Since these algorithms are quite complex, to avoid duplicating their logic in source-generated Regex
code, I propose to add a class that performs such searching efficiently, with the more complex pre-processing being performed at construction-time, which will essentially serve the role of an optimized string.IndexOf(string[])
.
API Proposal
namespace System.Text;
public sealed class MultiStringMatcher
{
public ReadOnlySpan<string> Strings { get; }
public MultiStringMatcher(ReadOnlySpan<string> strings);
public MultiStringMatcher(params string[] strings);
public MultiStringMatcher(MultiStringMatcherOptions options, ReadOnlySpan<string> strings);
public MultiStringMatcher(MultiStringMatcherOptions options, params string[] strings);
public (int Index, int StringNumber) Find(ReadOnlySpan<char> text);
public (int Index, int StringNumber) Find(string text);
}
[Flags]
public enum MultiStringMatcherOptions
{
None = 0,
CaseInsensitive = 1
}
Creating a MultiStringMatcher
accepts an array or span of the strings it will recognize. The Find
method accepts a string or read-only span of characters, and returns the position of the longest leftfost match of one of the strings passed to the constructor, and which of the strings it found. If it does not find anything, it will return (-1, -1)
. These strings are also available for later inspection through the Strings
property.
The constructors are overloaded to accept a MultiStringMatcherOptions
enum. Currently it allows case-insensitive searching (can be easily done in Aho-Corasick by adding additional edges to the trie, but Teddy won't be used if enabled), and in the future it may be used to enable dynamically generated code for the Aho-Corasick state transitions, similar to RegexOptions.Compiled
.
If an empty array of strings is passed to the constructors, the resulting matcher's Find
method will always return (-1, -1)
. If the same string appears in the constructor many times, the Find
method could either return the index of the first, the index of the last, or throw at construction time (I'm not a fan of this option).
API Usage
var matcher = new MultiStringMatcher("foo", "bar", "baz");
Console.WriteLine(matcher.Find("foobar")); // Will print (0, 0)
Alternative Designs
An important design decision lies on whether we want this API to be general-purpose and usable by itself, or to provide only what source-generated Regex
es need.
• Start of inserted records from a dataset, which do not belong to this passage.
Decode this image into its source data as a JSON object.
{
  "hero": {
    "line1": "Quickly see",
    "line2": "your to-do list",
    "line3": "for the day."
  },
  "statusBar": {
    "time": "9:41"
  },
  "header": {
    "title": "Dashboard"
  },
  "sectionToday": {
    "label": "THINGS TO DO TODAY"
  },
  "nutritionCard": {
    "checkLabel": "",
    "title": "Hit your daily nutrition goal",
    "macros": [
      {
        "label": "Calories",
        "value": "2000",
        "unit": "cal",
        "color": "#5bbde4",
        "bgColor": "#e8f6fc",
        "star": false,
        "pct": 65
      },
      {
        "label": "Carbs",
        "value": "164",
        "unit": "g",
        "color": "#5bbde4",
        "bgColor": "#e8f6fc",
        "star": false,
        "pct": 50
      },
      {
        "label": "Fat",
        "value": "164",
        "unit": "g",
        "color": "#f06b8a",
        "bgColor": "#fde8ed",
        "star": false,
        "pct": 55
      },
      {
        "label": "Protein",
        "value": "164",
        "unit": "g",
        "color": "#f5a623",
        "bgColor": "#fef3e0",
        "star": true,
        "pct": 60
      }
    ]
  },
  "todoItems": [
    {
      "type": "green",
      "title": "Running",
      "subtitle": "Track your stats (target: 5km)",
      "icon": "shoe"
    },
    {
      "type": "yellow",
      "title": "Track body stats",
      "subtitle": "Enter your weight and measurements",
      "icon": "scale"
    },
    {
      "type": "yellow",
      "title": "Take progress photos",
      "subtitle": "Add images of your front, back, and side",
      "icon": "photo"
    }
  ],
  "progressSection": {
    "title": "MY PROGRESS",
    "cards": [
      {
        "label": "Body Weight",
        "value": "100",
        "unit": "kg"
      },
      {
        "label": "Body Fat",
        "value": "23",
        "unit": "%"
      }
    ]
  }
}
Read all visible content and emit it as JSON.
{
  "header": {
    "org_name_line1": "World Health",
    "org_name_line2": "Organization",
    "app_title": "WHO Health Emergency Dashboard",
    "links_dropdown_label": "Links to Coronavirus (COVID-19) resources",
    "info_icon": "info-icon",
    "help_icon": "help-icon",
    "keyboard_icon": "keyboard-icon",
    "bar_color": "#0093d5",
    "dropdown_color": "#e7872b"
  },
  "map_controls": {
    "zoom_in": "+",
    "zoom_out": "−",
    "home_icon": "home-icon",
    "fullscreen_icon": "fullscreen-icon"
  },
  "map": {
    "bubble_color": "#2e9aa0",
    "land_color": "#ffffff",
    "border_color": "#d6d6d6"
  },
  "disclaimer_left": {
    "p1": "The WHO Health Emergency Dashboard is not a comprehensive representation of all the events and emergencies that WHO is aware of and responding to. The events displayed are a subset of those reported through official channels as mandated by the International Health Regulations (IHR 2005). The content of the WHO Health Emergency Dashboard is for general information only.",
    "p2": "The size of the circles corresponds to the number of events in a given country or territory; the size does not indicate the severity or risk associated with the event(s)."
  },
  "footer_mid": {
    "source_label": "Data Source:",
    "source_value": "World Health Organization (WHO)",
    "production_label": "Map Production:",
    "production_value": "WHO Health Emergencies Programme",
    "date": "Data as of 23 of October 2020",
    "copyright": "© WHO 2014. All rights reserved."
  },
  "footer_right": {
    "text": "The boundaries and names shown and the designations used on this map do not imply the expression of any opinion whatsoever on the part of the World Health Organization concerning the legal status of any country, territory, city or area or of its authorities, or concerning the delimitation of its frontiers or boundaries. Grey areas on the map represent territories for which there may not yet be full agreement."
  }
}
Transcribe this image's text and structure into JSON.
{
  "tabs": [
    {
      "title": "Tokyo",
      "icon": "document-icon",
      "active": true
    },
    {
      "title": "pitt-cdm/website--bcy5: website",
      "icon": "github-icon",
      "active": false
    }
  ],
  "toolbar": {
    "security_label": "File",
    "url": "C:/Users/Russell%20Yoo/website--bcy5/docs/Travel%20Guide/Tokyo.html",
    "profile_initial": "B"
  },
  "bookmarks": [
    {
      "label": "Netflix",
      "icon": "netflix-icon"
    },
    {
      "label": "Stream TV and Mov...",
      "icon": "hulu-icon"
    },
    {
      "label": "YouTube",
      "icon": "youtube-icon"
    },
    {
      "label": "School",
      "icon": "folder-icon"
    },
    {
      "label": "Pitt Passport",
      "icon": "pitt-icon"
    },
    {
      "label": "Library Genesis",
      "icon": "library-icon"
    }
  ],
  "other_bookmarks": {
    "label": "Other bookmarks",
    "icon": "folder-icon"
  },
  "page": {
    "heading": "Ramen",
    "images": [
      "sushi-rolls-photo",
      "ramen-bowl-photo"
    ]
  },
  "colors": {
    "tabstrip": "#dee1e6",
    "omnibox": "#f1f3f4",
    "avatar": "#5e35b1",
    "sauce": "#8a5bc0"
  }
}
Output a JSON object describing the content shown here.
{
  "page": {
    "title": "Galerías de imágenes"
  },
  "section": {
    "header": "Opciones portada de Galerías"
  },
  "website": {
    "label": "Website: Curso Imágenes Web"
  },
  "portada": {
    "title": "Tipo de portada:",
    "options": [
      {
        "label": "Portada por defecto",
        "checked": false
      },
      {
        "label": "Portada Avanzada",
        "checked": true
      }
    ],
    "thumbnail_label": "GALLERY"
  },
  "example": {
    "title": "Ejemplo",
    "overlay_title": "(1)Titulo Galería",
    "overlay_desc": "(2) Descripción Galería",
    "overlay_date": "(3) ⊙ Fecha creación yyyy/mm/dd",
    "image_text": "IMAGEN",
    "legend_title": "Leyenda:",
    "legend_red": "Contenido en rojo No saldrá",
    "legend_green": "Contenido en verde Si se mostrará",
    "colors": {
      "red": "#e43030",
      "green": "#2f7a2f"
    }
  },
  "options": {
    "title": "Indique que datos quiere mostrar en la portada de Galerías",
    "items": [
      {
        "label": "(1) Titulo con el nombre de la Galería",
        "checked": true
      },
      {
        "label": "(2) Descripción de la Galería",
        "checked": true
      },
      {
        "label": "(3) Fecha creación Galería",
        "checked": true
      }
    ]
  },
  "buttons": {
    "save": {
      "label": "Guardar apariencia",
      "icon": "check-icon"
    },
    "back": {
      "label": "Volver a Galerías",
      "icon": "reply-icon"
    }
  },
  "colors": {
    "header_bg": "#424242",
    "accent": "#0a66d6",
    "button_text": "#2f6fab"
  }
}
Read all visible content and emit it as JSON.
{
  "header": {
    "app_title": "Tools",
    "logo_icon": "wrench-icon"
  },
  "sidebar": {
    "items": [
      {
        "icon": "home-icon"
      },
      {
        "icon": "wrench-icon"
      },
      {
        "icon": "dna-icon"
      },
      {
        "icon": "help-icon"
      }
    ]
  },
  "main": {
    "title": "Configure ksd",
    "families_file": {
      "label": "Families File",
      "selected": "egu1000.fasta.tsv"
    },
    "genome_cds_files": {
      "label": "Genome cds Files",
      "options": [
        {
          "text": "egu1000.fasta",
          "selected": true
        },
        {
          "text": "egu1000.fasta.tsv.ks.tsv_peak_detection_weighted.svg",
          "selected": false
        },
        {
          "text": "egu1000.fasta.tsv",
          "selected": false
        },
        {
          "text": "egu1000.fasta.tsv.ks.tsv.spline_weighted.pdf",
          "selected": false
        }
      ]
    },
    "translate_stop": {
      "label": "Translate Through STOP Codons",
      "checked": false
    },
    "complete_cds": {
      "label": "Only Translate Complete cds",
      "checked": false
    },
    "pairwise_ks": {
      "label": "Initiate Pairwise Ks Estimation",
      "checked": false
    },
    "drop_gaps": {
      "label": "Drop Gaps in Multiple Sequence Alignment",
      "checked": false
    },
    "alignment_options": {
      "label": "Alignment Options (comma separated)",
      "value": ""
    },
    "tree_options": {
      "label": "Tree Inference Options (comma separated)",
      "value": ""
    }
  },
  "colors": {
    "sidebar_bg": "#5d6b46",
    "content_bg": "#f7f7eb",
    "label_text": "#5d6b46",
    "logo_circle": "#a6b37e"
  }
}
I imagine the API reviewers want to pursue the latter direction. In this case the API would be simplified to:
// The namespace changed.
namespace System.Text.RegularExpressions;
public sealed class MultiStringMatcher
{
// It does not cost much to provide this API but could be removed as well.
public ReadOnlySpan<string> Strings { get; }
// We remove the user-friendly superfluous overloads.
// If we support code-generated Aho-Corasick in the future, this overload will allow trimming it away.
public MultiStringMatcher(ReadOnlySpan<string> strings);
public MultiStringMatcher(ReadOnlySpan<string> strings, MultiStringMatcherOptions options);
// Regexes only need the index, not the specific string that was matched.
public int Find(ReadOnlySpan<char> text);
}
/// MultiStringMatcherOptions stays the same.
If we want this to be a general-purpose API, we have to also think of the following:
- Is
System.Text
really a good fit for this? It mostly has to do with text encoding and formatting. My other thought isSystem
but it's already pretty bloated. - How about supporting UTF-8? Teddy will particularly enjoy it since twice the characters could fit in the SIMD registers, but it would make supporting case-insensitive comparisons more complicated though.
And do we actually need case-insensitivity?
Risks
The idea that we would construct an object that performs expensive initialization in source-generated code seems a bit paradoxical, given that a purpose of source generators is to avoid expensive initialization. There's no good answer to this, we have to make sure it's worth the performance benefits and tune it appropriately. It would be great if Roslyn allowed generators adding files private for themselves, but that's a big if.